Officials hope to address the issue, but there are differences of opinion on what to do with the land.
The basic disagreement is whether to sell or swap. Should the state sell its land to the federal government for a lump sum of cash? Or, should the state swap its land for federal land outside the Boundary Waters that isn't bound by wilderness rules?
Iron Range lawmakers like state Rep. Tom Rukavina, DFL-Virginia, prefer the swap option.
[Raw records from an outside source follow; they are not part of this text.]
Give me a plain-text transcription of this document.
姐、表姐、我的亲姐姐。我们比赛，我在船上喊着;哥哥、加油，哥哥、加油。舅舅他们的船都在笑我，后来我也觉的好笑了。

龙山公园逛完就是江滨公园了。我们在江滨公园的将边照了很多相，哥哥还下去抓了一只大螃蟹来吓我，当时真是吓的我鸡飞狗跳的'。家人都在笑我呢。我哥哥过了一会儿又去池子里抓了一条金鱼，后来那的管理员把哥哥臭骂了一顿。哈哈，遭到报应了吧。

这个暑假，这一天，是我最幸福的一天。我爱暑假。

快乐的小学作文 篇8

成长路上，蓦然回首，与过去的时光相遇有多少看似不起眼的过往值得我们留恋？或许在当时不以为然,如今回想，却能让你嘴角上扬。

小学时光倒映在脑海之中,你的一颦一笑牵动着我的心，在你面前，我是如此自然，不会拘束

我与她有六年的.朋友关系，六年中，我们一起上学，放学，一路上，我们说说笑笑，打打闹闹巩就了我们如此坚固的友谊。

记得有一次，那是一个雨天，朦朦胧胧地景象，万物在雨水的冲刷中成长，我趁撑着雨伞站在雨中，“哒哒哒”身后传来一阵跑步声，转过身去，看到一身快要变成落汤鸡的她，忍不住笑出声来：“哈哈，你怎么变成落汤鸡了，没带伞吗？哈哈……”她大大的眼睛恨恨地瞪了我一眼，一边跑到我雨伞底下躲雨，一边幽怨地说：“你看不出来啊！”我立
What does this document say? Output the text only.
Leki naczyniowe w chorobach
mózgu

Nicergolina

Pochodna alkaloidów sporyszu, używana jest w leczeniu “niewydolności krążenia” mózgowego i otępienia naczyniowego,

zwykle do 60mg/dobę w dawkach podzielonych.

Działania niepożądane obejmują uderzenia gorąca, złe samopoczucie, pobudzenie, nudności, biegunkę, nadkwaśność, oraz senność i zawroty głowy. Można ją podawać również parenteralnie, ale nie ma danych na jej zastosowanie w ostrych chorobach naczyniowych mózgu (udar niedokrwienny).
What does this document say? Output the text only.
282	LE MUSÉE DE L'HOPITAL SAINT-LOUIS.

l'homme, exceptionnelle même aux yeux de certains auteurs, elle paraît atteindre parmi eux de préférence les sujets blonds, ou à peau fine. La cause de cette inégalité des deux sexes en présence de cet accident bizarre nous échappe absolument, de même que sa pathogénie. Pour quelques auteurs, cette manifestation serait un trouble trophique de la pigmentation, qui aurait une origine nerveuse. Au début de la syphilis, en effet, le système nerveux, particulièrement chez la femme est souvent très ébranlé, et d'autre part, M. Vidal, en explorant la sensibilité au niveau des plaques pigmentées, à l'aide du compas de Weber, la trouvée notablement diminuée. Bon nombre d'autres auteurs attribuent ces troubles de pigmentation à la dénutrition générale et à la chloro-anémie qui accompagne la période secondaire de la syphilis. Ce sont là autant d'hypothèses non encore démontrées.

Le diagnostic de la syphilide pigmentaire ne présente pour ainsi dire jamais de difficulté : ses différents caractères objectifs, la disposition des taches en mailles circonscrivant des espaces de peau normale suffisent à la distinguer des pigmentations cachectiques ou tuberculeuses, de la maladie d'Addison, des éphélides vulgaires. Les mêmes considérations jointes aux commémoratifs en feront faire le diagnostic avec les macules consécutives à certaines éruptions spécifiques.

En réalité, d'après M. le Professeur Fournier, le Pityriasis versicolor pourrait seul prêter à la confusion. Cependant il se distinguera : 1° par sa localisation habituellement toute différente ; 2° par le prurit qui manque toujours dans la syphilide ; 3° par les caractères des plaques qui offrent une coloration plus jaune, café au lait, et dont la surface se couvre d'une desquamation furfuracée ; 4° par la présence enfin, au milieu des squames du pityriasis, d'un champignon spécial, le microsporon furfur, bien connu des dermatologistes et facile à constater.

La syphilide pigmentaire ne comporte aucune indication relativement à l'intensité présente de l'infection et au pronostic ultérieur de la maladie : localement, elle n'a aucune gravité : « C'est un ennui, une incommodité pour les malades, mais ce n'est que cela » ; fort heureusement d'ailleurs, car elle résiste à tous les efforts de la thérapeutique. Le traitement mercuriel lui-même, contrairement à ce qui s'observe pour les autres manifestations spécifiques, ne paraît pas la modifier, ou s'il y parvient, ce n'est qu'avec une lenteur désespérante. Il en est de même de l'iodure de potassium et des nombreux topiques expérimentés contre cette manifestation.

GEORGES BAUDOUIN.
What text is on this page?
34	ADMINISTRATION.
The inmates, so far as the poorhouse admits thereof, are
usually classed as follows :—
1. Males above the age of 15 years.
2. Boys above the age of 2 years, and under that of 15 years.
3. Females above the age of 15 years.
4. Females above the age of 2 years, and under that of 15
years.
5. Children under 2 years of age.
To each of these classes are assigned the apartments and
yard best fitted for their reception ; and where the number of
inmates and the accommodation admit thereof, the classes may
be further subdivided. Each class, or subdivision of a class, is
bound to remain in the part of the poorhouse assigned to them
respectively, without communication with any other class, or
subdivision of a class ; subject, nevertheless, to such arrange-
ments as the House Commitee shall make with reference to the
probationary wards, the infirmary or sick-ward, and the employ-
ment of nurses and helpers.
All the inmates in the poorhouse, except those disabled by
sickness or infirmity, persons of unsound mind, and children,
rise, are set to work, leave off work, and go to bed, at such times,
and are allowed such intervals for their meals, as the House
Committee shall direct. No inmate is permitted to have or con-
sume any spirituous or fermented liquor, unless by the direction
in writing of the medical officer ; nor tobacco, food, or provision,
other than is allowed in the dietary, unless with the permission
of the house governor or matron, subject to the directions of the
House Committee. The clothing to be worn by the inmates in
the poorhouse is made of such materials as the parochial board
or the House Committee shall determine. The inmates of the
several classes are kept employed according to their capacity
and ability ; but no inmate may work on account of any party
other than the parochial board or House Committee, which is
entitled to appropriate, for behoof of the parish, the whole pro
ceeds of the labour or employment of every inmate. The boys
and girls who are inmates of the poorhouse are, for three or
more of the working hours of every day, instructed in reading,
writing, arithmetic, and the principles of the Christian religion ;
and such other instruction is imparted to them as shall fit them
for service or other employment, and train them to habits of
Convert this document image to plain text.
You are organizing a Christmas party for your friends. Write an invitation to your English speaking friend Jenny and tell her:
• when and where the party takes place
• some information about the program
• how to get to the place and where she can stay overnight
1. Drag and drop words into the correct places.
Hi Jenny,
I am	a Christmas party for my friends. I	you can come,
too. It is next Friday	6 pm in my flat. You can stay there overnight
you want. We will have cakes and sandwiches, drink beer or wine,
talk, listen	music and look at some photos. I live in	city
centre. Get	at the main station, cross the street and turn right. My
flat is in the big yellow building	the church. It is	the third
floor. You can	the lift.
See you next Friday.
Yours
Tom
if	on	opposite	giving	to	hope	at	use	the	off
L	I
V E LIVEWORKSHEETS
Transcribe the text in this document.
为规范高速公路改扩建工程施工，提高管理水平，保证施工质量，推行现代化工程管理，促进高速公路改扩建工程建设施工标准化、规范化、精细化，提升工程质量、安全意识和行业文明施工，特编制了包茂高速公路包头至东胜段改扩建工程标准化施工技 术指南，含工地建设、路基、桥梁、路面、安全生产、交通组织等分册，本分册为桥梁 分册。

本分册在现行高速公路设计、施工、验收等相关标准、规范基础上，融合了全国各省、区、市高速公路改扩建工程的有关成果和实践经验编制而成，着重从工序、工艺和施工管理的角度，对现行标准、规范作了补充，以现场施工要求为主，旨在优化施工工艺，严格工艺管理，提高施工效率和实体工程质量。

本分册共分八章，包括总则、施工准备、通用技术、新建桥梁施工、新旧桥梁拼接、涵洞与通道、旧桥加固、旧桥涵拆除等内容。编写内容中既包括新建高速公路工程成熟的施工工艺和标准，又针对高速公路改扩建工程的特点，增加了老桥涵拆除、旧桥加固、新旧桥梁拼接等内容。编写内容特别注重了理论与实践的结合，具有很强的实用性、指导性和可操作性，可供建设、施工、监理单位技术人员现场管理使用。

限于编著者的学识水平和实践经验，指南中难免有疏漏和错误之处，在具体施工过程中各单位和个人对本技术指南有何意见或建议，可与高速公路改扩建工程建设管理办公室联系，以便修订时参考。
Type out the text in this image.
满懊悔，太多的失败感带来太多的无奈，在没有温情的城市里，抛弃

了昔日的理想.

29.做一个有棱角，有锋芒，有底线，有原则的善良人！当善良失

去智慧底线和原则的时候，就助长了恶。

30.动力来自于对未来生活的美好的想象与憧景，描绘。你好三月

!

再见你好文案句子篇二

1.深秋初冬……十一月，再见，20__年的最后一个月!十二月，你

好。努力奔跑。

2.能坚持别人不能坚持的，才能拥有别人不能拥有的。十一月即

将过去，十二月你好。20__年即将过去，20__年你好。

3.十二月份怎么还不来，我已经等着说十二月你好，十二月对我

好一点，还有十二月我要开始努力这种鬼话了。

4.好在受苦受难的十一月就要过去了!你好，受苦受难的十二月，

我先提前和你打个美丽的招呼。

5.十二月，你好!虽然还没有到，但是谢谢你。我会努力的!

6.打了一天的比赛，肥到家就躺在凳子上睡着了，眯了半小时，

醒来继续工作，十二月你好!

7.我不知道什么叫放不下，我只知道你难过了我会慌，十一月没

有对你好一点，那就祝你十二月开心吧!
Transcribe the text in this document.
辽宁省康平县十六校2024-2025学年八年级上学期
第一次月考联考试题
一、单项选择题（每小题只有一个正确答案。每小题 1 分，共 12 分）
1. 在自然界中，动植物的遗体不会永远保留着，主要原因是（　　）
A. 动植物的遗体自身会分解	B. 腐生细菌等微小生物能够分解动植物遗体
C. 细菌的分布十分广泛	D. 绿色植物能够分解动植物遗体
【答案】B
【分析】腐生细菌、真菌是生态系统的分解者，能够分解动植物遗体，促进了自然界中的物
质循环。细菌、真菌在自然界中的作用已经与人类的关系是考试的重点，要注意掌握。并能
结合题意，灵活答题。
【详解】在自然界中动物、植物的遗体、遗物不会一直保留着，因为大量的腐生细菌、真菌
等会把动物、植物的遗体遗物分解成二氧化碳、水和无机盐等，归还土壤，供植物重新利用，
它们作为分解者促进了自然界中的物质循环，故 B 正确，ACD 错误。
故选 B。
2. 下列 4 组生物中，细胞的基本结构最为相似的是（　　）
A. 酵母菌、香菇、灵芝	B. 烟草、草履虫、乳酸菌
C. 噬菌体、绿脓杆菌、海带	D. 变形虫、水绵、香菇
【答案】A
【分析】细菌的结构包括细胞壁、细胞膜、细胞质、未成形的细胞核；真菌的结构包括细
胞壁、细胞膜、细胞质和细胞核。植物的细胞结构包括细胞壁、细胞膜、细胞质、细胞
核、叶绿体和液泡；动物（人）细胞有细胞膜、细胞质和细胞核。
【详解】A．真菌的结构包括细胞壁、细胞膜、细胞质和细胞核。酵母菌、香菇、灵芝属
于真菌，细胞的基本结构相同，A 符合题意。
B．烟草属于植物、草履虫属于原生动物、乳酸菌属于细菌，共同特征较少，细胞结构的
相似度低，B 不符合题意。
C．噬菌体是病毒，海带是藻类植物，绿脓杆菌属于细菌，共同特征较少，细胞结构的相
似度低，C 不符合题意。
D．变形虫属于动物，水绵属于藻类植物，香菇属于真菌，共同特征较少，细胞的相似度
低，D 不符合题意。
Rukavina argues that land — potentially with mineral and timber resources — is a more valuable asset over the long term.
"The overwhelming majority of the $600 million in our permanent school trust fund right now came from land we still own and the wealth off of that land, and not by selling it," he said.
That's why Iron Range lawmakers scuttled a deal in the mid-1990s to sell off the state's land in the Boundary Waters.
But the land swap Rukavina prefers runs into opposition from environmentalists. Some of the state's Boundary Waters property is on prime lakeshore land that's highly valuable, even with the wilderness restrictions. Committee chair Nargang said a swap would require the feds to give up far more of the lower-value land in the Superior National Forest than they'd get in the Boundary Waters.
"You start looking at Superior having to surrender three, four, maybe five times the acreage," Nargang said.
Nargang said environmentalists would never accept that much acreage being potentially freed up for mining or logging.
The proposed solution is, basically, to sell half and swap half. The state would sell 45,000 acres for as much as $100 million. And it would trade the other 41,000 acres for federal land of equal value.
"What I think is great about that is it reflects the consensus," Nargang said.
Superior National Forest superintendent Jim Sanders said he intentionally avoided offering federal land that contains copper and precious metals, which could attract mining companies.
"This is about a land exchange — it's less about mining," he said.
Sanders doesn't want the plan derailed by concerns that the swap could lead to environmentally hazardous mining.
"With that objective in mind, how do we find acres or land outside that meets our long-term management, isn't overly controversial in the public's mind, so that the two are not hooked totally together," he said.
But the DNR wants the deal to facilitate mining. One primary criterion the agency established was to try to acquire parcels where the federal government owns the surface land, but the state or private interests own rights to the minerals underneath.
Northeast Region Director Craig Engwall said mining would raise revenue for the school trust fund.
"It's a good goal; it's part of what we were trying to do," said Engwall.
But the prospect of additional Superior National Forest land being open to mining has several environmental groups opposed to a swap of any kind.
"Those lands were supposed to be permanently protected. That's why they were purchased by the federal government," said Kristin Larsen of Friends of the Cloquet Valley State Forest.
The haggling to this point has unfolded largely behind the scenes. The process should have been more transparent, said Paula Macabee, an attorney for the environmental group WaterLegacy.
"I've looked all over the Internet. I've looked at the Forest Service site. I've looked at the DNR," Macabee said. "There is a lack of information available to the public, and that doesn't seem an appropriate process."
DNR officials present their plan to an agency advisory committee on Friday. But the process will likely take years. Any deal has to go through a federal environmental review and real estate analysis, and secure millions of dollars in federal funding. It could be nearly a decade before any land actually trades hands.